Poster
in
Workshop: RLxF: RL from World Feedback Fri, Jul 10, 2026 • 12:00 AM – 1:00 AM PDT

When Is World Feedback Transferable? A Convergence Gate in Contrastive Reinforcement Learning

Bruce C Xu ⋅ Jay J Park ⋅ Vivek Buch

Project Page

Abstract

World feedback, meaning measurable signals from agent-environment interaction such as goal reaching, future-state prediction, or system metrics, offers a path to scalable reinforcement learning that does not depend on human annotation. A standard recipe for deploying world-feedback agents is to amplify a strong teacher into smaller students via distillation. We show this recipe silently fails when the world-feedback signal is contrastive. In contrastive RL (CRL), where the teacher learns from an InfoNCE objective over future states, student performance is nearly constant across a wide range of partially trained teachers and then increases sharply once the teacher crosses a convergence gate: a sharp threshold in world-feedback representation quality.
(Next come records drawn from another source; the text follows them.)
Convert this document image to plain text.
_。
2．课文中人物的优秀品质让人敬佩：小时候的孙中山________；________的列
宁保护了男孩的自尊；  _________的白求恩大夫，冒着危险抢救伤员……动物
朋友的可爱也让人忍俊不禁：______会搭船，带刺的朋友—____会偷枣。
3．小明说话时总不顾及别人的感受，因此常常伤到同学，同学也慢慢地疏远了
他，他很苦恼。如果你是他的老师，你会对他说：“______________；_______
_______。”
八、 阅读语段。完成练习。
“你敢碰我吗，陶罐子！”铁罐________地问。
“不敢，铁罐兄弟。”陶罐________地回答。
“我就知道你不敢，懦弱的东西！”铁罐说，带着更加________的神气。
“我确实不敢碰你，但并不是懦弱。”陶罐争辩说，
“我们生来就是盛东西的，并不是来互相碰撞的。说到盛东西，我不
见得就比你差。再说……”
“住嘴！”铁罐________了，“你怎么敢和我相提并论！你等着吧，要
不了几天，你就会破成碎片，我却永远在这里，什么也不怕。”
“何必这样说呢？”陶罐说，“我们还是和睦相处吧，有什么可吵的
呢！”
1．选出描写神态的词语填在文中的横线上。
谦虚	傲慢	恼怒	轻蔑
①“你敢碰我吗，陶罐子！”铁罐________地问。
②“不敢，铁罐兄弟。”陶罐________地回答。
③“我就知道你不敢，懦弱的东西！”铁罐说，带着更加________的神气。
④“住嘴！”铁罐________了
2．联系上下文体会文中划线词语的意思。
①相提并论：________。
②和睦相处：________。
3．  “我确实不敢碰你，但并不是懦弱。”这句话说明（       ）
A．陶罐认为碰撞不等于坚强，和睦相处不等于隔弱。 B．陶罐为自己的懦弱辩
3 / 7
The gate is robust across three independent teachers, predictable from a zero-cost behavioral diagnostic ($\rho > 0.7$, $\mathrm{AUC} = 0.895$), and causally controlled by contrastive discrimination difficulty. Varying the InfoNCE temperature shifts the gate by 13 epochs. Once the gate closes, amplification is dramatic: on Humanoid, distillation transforms a near-zero baseline ($6.4$) into a walking policy at $92\%$ of teacher performance. By contrast, when the world-feedback signal is a scalar reward, SAC distillation is smooth and gate-free, transferring an $11\times$ smaller student to $96.6\%$ of teacher performance. The form of world feedback (dense contrastive versus scalar) can therefore determine whether amplification is smooth or gated. We close with operational guidance for world-feedback pipelines: cheap behavioral statistics on the teacher, such as mean action magnitude and output entropy, are stronger checkpoint-selection signals than validation loss, and contrastive temperature should be treated as an explicit knob over the gate's location. These results suggest that world feedback is not interchangeable. Its form governs whether a trained agent is a teacher one can reliably build on.